El penúltimo raulista vivo

Antoine visita a sus caballos

Hace tiempo vi algo más lamentable que La Decisión, el estrambótico estupidiario del niño mimado llamado Antoine y apellidado Griezmann, lo que sucede es que aquello era mentira y lo del delantero del Atlético de Madrid (¡se queda, sí, se queda!) ha sido la patética realidad. Me refiero al episodio El himno nacional de la serie de televisión Black Mirror, aquel en el que el primer ministro británico era obligado a mantener relaciones sexuales con un cerdo mientras todo el país lo veía en directo por televisión. He visto por encima La Decisión, al crío comiendo y tirando a canasta con su hermano youtuber, y cuando ha llegado el momento "Antoine visita a sus caballos" lo he mandado todo al carajo. ¿En serio hemos convertido en esto el fútbol? ¿Un niño riéndose de las aficiones del Atlético de Madrid y del Barça? ¿De verdad tenemos que consentir esto? ¿Y por cuánto tiempo?

Griezmann, eso sí, se ha reído más de los directivos y la afición culé que de la suya popia pero los directivos del club rojiblanco, que han consentido la broma pasando por el trágala del futbolista, no quedan tampoco en buen lugar. La rendición del club no me gusta ni un pelo, Cerezo le ha regalado todo para que se quede, el Cinexin y el Scalextric, y además le ha pagado un fortunón. Con su claudicación, el Atlético, que vende que es otra cosa, pierde poesía y reconoce que es como los demás, que tienen que pagar más a sus estrellas para que no se fuguen al máximo rival. Griezmann se queda, sí, pero... ¿en qué condiciones? ¿Podrán perdonarle este sainete? ¿Querrán hacerlo? Al final nos enteramos de que el jugador no ha dilatado su decisión porque tuviera dudas, que a lo mejor también las ha tenido, sino porque llevaba dos meses rodando un telefilme con Gerard Piqué como productor.
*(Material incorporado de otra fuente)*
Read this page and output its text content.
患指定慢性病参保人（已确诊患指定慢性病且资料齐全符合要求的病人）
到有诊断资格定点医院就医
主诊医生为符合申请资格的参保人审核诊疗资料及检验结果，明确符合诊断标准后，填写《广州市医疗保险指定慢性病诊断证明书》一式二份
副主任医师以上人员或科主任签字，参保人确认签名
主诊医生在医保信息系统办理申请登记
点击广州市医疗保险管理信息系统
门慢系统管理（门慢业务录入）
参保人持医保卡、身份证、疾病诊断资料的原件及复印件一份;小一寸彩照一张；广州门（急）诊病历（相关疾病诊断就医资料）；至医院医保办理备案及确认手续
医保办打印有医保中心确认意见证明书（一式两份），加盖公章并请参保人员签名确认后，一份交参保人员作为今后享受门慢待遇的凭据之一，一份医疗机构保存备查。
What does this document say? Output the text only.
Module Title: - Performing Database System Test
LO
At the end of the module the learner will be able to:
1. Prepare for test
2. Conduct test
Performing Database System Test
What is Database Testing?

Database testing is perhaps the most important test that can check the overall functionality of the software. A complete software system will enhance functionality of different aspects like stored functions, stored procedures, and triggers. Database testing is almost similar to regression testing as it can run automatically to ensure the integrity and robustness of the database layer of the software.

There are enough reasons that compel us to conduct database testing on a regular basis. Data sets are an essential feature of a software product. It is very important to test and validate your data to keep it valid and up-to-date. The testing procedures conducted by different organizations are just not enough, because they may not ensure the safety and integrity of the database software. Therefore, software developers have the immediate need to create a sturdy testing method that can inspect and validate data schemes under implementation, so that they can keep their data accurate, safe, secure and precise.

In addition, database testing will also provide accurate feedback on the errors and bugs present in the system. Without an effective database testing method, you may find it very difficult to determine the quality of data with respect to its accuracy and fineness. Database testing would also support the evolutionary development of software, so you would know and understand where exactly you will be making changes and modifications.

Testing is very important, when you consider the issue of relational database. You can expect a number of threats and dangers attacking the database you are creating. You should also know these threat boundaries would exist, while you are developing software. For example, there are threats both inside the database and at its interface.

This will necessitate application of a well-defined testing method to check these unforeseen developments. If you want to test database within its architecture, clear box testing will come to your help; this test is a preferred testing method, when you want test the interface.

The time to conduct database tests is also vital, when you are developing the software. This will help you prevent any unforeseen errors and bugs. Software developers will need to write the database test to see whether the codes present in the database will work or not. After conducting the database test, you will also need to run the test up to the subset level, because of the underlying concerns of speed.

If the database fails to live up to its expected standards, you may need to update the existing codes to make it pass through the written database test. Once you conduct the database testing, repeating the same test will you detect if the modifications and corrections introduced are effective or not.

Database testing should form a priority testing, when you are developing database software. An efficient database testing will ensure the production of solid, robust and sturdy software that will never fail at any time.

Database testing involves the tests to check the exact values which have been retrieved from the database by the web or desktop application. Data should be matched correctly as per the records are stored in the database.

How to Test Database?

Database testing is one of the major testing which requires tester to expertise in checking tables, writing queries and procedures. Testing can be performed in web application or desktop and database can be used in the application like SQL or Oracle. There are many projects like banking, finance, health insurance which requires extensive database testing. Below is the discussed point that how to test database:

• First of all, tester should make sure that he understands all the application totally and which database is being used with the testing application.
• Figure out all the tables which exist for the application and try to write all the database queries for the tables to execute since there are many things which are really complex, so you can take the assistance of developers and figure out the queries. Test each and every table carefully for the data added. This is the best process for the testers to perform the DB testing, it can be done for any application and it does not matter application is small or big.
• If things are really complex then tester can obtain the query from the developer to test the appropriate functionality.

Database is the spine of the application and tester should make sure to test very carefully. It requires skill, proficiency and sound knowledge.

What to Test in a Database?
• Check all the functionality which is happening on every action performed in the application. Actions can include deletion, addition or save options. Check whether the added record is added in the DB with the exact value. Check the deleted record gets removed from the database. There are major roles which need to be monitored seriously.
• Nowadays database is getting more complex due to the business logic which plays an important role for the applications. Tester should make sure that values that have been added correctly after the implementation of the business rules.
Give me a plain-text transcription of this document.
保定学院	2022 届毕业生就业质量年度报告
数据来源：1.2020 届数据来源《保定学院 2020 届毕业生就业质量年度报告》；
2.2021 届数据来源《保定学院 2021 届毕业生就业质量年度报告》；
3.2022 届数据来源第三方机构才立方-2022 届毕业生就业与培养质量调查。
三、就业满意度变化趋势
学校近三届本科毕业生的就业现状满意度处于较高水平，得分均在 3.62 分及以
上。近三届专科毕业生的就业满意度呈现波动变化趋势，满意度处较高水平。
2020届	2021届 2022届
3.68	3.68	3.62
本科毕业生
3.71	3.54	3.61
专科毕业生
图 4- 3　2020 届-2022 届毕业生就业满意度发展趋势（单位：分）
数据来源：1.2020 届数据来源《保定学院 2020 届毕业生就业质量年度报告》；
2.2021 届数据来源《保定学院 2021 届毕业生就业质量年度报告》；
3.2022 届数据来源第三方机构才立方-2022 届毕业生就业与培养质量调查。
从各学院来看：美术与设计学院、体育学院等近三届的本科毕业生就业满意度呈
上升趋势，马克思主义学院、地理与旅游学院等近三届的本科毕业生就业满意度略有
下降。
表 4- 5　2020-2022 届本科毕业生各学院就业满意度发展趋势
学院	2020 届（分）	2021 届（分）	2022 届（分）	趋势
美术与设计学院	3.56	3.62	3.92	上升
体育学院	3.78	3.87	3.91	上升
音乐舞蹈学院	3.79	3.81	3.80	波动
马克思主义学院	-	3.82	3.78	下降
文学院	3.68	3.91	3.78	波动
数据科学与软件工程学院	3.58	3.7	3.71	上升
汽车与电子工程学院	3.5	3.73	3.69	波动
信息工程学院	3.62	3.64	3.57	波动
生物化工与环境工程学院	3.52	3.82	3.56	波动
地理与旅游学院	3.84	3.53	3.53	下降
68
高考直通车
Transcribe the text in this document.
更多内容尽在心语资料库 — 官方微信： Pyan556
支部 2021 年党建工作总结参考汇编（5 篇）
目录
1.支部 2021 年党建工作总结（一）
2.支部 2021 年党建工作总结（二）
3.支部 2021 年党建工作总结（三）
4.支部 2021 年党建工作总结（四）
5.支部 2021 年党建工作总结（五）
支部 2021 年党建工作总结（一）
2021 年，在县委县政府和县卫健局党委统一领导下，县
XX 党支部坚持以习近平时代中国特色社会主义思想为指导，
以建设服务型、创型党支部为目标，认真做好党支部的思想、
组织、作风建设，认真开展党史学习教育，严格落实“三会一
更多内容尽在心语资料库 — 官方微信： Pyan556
La imagen de Griezmann queda por los suelos. Qué digo por los suelos, por el subsuelo. Y la cosa no resulta tan sorprendente si sabemos el nombre del periodista que lleva su comunicación. De verdad que hacía tiempo que no veía nada más lamentable que esto, y eso que yo soy madridista y debería importarme bien poco. Es cierto que el fútbol no tiene memoria. Es verdad que si Griezmann le marca un hat trick se habrá olvidado este Himno nacional deportivo. Todo eso es verdad. Pero puede que podamos extraer algo positivo de toda esta basura y es que a lo mejor ha llegado el momento de que los clubes de fútbol pongan pie en pared, marquen una línea roja y pasen al contraataque. Yo creo que Griezmann es un fantástico futbolista pero estoy seguro de que el Atlético de Madrid es mucho más importante que él. Ahora sólo falta que esto que creo yo lo crean también Enrique Cerezo y Miguel Angel Gil.